学术文献库

A customized finite-difference field solver for the particle-in-cell (PIC) algorithm that provides higher fidelity for wave-particle interactions in intense electromagnetic waves is presented. In many problems of interest, particles with relativistic energies interact with intense electromagnetic fields that have phase velocities near the speed of light. Numerical errors can arise due to (1) dispersion errors in the phase velocity of the wave, (2) the staggering in time between the electric and magnetic fields and between particle velocity and position and (3) errors in the time derivative in the momentum advance. Errors of the first two kinds are analyzed in detail. It is shown that by using field solvers with different $\mathbf{k}$-space operators in Faraday's and Ampere's law, the dispersion errors and magnetic field time-staggering errors in the particle pusher can be simultaneously removed for electromagnetic waves moving primarily in a specific direction. The new algorithm was implemented into OSIRIS by using customized higher-order finite-difference operators.
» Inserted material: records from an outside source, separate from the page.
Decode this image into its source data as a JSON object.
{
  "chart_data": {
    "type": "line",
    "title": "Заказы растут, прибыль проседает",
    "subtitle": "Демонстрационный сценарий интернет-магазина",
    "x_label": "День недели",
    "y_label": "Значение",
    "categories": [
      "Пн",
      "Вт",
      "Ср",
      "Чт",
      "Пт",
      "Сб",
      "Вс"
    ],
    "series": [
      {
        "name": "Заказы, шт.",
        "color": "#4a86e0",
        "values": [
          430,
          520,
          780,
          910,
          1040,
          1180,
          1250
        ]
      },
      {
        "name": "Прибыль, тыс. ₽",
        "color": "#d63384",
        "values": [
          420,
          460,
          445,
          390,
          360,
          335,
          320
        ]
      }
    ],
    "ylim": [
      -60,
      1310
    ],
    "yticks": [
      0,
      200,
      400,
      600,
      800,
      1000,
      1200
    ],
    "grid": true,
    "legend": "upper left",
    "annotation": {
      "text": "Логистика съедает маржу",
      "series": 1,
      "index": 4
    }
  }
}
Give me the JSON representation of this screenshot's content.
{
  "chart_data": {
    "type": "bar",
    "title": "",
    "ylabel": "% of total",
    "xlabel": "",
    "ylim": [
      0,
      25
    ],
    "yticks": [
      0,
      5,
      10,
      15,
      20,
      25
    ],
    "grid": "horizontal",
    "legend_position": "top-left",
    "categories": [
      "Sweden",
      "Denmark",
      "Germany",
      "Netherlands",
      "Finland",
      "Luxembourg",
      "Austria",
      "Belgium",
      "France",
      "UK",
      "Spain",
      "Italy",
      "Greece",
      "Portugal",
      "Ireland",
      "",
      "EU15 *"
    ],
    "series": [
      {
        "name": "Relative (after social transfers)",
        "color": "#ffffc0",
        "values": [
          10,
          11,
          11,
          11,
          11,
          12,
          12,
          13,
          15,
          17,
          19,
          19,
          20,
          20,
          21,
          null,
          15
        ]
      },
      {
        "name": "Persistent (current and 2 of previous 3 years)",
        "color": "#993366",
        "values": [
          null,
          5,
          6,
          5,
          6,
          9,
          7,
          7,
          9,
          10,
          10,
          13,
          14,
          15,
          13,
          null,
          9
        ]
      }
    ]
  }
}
Schemes using the proposed solver in combination with different particle pushers are compared through PIC simulation. It is shown that the use of the new algorithm, together with an analytic particle pusher (assuming constant fields over a time step), can lead to accurate modeling of the motion of a single electron in an intense laser field with normalized vector potentials, $eA/mc^2$, exceeding $10^4$ for typical cell sizes and time steps.